Coffees are harvested by hand and floated to remove underripes before they are fed through a manually cranked depulper. Coffee cherry skins are removed during a sieving stage before the clean parchment is placed into GrainPro sacks before being sealed into plastic barrels fitted with a carboy style airlock. After a period between 20 and 40 hours has passed the native microbiome has broken down the mucilage surrounding the coffee’s parchment layer and is ready to be washed off. Valle Inca have funded the building of drying infastructures at many of their members’ farms, and these allow the lots to be dried in ventilated secadores on raised beds, which we are confident is adding to the stability, uniformity and reliability of their producers’ coffees. 

The Association

In 2018, our first year buying coffee through Valle Inca, the group had around 100 members.

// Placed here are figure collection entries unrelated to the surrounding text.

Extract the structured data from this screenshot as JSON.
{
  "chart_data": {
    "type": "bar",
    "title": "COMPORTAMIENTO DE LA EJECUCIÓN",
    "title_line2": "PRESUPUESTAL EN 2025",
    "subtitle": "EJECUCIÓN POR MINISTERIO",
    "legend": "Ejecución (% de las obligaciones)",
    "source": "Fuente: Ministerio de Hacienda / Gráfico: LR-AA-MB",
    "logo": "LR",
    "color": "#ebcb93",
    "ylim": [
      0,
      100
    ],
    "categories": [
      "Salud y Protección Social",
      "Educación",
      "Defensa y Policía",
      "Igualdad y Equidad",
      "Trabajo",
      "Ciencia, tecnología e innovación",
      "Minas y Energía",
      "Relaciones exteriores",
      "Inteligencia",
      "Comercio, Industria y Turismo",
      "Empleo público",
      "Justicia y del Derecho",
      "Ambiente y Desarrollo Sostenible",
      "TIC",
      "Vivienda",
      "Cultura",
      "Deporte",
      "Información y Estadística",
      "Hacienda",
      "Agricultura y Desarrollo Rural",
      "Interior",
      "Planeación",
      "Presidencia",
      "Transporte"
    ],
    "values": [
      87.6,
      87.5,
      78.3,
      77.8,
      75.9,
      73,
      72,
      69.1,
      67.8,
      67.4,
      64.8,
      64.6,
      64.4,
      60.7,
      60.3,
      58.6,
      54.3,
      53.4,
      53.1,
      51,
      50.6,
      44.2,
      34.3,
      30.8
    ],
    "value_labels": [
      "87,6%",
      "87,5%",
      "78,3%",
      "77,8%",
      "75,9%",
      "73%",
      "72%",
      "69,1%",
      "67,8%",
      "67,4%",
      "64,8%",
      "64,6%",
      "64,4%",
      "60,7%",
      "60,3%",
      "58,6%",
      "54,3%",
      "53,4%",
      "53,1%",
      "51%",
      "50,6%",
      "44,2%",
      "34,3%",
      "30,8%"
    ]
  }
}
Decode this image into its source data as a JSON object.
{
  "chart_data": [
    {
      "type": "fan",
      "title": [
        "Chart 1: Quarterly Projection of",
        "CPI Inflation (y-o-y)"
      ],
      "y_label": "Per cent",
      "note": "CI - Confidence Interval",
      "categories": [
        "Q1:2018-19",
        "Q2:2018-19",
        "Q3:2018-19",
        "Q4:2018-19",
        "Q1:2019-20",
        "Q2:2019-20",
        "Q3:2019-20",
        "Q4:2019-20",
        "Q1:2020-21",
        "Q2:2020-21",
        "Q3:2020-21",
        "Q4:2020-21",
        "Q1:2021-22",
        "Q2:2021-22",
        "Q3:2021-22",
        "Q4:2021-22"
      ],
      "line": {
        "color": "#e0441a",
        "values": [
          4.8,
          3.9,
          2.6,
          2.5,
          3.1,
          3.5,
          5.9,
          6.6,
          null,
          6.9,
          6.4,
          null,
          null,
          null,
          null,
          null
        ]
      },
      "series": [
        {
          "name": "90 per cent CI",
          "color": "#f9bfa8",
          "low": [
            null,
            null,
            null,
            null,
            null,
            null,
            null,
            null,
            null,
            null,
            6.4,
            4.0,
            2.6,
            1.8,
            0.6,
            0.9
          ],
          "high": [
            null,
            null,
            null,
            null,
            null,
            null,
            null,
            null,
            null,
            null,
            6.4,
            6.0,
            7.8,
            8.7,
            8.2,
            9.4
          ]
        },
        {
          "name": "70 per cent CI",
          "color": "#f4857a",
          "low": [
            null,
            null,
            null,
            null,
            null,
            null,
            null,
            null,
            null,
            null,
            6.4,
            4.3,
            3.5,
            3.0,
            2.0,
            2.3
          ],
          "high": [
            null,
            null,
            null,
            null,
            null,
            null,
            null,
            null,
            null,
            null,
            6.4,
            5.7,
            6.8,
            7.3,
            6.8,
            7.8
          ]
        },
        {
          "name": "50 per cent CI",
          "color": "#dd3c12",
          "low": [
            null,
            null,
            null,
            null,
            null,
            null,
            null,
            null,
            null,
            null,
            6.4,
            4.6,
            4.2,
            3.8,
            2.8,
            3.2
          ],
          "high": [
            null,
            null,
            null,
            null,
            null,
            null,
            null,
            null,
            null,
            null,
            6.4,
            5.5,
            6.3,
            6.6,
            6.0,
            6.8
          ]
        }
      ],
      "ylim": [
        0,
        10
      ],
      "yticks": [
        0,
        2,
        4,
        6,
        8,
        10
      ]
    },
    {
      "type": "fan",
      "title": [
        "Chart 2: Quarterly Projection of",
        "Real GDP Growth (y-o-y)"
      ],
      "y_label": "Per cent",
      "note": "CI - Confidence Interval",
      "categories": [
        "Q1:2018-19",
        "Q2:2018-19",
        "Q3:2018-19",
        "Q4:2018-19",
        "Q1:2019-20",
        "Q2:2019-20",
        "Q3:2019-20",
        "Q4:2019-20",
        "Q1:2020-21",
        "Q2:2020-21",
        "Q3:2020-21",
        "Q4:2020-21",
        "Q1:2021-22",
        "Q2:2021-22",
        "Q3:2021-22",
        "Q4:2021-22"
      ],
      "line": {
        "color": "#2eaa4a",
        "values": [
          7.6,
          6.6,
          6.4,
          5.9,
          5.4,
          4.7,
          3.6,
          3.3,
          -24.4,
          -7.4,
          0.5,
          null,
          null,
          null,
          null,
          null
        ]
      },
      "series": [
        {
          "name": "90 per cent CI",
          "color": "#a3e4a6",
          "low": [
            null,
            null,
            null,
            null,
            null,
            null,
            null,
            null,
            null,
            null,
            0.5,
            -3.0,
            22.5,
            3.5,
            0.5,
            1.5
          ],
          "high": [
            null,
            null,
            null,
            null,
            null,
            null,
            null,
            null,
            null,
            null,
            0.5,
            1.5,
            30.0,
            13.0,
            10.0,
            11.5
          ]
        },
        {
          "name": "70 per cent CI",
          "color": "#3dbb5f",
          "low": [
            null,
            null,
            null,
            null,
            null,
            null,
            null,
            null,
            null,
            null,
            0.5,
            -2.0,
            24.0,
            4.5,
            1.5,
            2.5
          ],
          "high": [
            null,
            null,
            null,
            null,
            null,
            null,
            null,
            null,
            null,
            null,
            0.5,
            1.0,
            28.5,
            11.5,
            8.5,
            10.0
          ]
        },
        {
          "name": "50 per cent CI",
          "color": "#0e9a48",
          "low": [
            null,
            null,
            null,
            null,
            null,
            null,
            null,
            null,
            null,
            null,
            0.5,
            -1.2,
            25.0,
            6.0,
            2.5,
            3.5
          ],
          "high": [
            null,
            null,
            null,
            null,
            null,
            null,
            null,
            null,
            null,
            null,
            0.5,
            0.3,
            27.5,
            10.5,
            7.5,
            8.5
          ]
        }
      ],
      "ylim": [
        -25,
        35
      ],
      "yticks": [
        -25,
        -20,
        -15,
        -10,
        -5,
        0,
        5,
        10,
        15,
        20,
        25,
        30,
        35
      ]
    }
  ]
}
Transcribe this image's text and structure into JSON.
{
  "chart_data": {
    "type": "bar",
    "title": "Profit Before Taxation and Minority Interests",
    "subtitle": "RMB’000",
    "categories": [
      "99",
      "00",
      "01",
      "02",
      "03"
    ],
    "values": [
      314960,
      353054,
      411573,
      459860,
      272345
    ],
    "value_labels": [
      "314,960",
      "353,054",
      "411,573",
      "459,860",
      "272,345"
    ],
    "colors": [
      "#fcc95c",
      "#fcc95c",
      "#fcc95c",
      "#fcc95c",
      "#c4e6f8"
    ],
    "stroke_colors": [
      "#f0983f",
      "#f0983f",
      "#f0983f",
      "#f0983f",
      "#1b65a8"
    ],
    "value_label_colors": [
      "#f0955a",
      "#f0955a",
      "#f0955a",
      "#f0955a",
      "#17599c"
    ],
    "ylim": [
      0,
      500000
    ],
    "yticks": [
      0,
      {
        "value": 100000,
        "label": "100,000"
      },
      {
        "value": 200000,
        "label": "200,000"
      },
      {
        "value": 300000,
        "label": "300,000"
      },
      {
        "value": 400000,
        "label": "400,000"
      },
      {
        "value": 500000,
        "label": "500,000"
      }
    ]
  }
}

Thanks to word of mouth, with producers telling their neighbours of the premium prices that they were able to receive having been able to access a more discerning coffee market through the association, the group now works with around 300 producers in the Cusco region and have recently expanded their operations to include Puno. All the members are working organically and are certified as such via the Valle Inca group. For a member to join, there needs to be a baseline of quality met, dictated in part by altitude and the type of varieties planted, but ultimately it is down to the desire of each member to improve their quality through hard work. The group provide agronomical advice and training as well as pre-financing, so the farmer members are supported in multiple ways. Several of their members reliably place well in Peru’s Cup of Excellence competition.